In 1971, Lov'asz proved the the following cancellation law concerning the
direct product of digraphs. If A x C ≅ B x C, then A ≅ B,
provided that C admits no homomorphism into a disjoint union of directed
cycles. On the other hand, if such a homomorphism does exist, then there are
non-isomorphic pairs A \not≅ B for which A x C ≅ B x C. This
gives exact conditions on C that govern whether cancellation is guaranteed to
hold or fail.
Left unresolved was the question of what conditions on A (or B) might guarantee
cancellation. I introduce a construction called the factorial of a
digraph that settles this issue.
Given a digraph A, its factorial A! is a certain digraph defined on the permutations of the vertex set of A. The construction is in many ways analogous to the factorial operation on integers, as we shall see.
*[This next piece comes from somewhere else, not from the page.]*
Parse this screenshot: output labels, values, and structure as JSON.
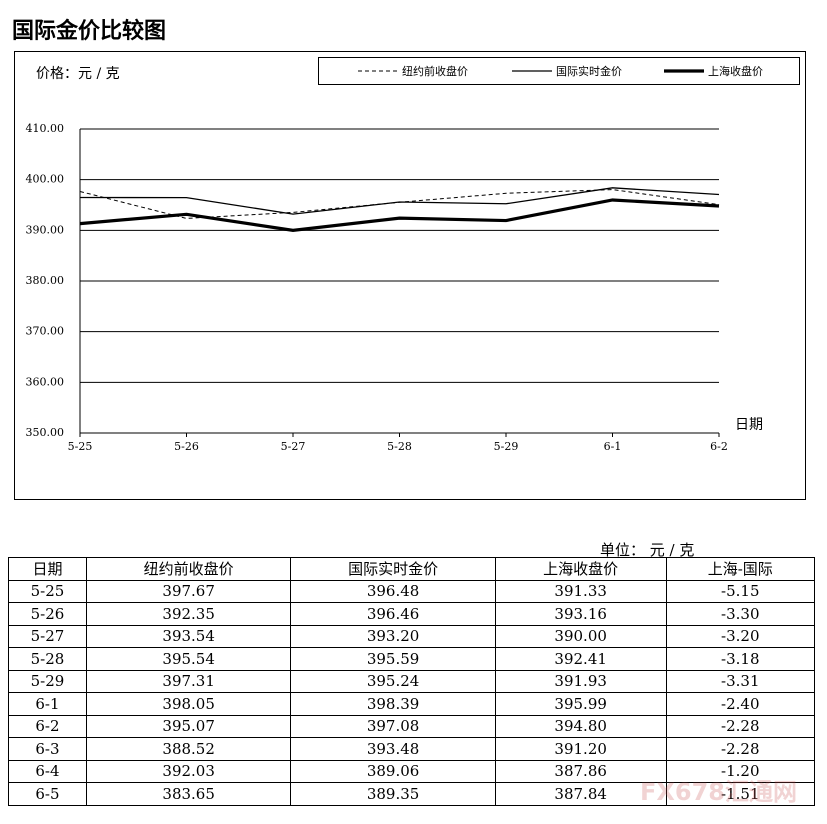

In fact, the edges of A! form a group that can be viewed as an extension of the automorphism group of A. This group acts on V(A!), and for a given A and C, the orbits are in one-to-one correspondence with the digraphs B for which A x C ≅ B x C. If the action is transitive, then cancellation holds. In addition to solving the cancellation problem, the digraph factorial poses many interesting questions. If G is an arbitrary finite group, is there a digraph A for which G ≅ E(A!)? Can one characterize those digraphs A for which E(A!) is (say) abelian? Are such questions significant or mere curiosities? There are more unknowns than knowns.